The plan includes recommendations for the next 20 years of Suffolk County’s transportation, housing, economy, environment, communities, and government policy. Suggestions concentrate on economic growth and sustainable development. Transportation changes include improvements to mobility, access, and safety; housing suggestions aim for a more equitable and affordable county; suggestions are made to improve economic competitiveness and the capacity to innovate. AKRF also includes environmental and sanitation-related recommendations.
Specific suggestions include assisting towns, villages, developers, and organizations in securing funding sources for housing that meets different needs, supporting LIRR track improvements, developing transit infrastructure to meet various needs, reviewing prior studies and exploring means to mitigate traffic congestion between Suffolk County and the New York Metropolitan Area, and developing incentives to grow the tourism industry. These are just a few recommendations, taken from the extensive 2035 plan.

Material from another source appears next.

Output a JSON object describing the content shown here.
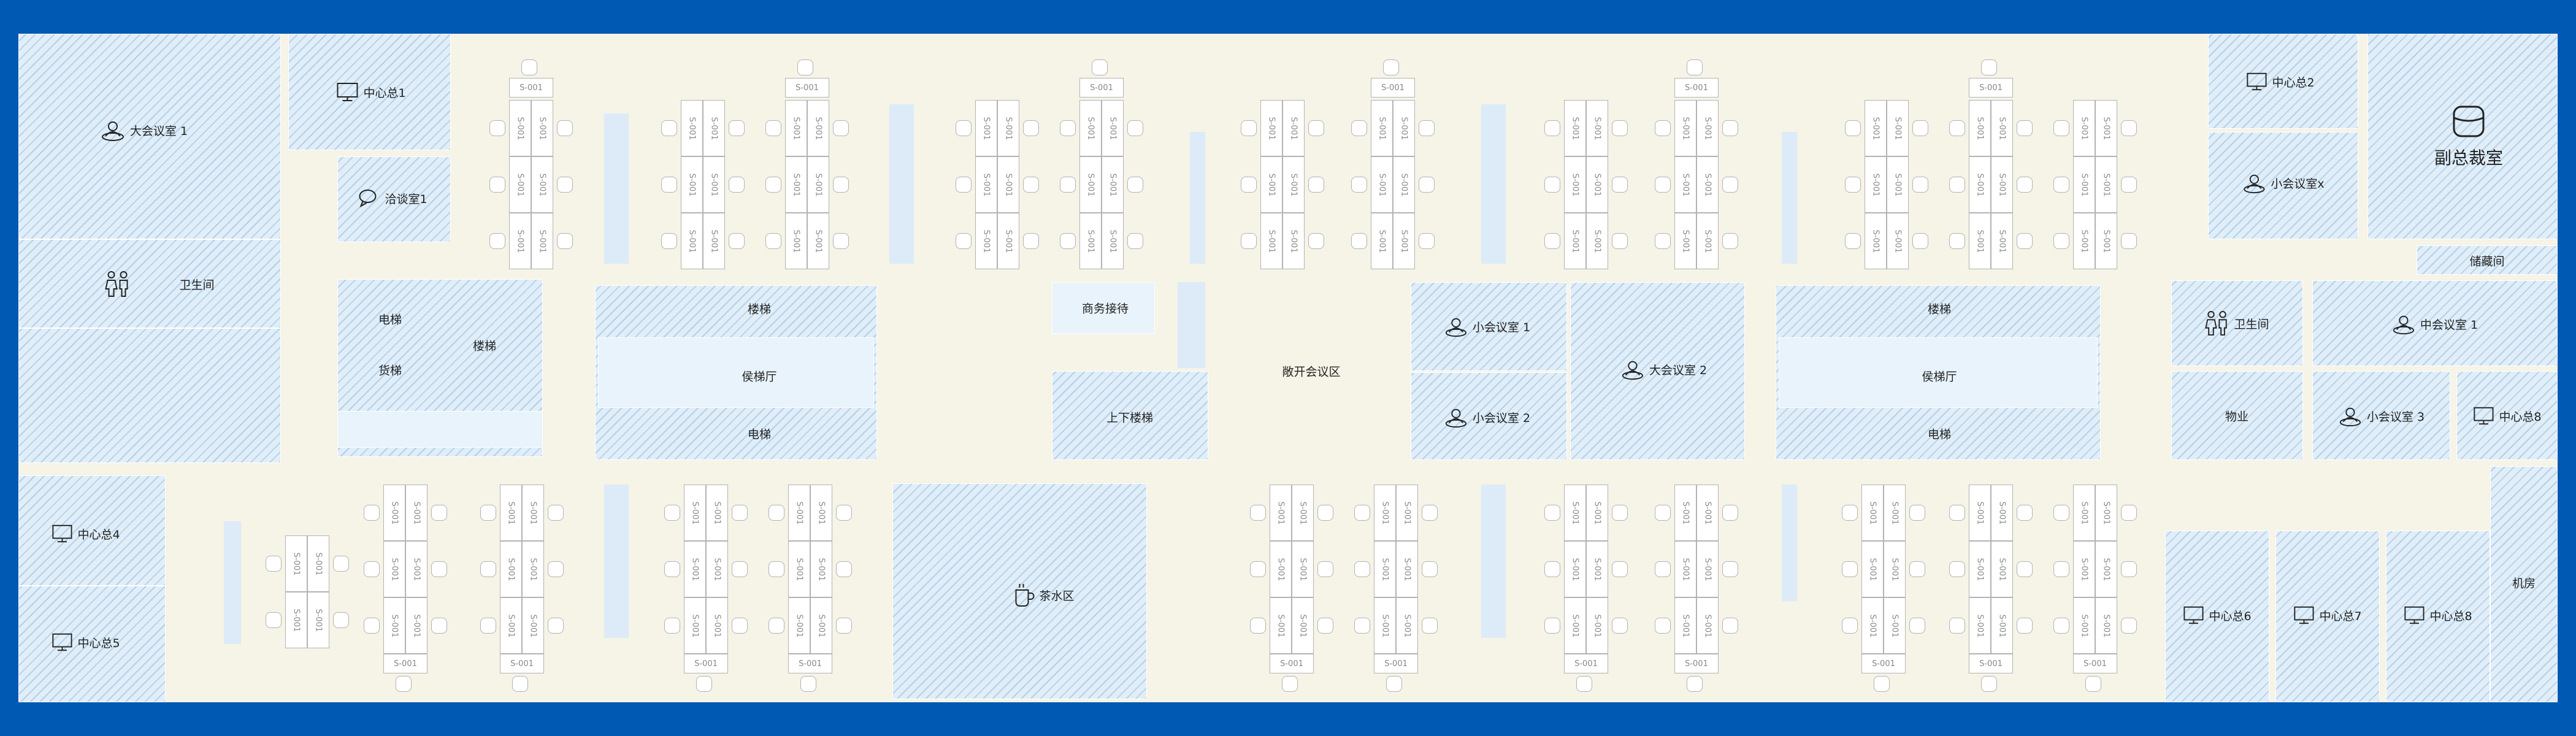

Vision Long Island gave support on Suffolk's Master Plan and specifically wants to see resources dedicated to pedestrian bike safety along county roads.
The full plan can be found at https://www.akrf.com/about/spotlight/suffolk-county-comprehensive-master-plan-2035/.
New Parking Facility Opens at the Wyandanch Train Station
On August 13 a brand new parking garage was introduced at the LIRR Wyandanch Train Station as part of the continuous effort of Wyandanch Rising, a program aimed at helping one of the most economically distressed locations on Long Island.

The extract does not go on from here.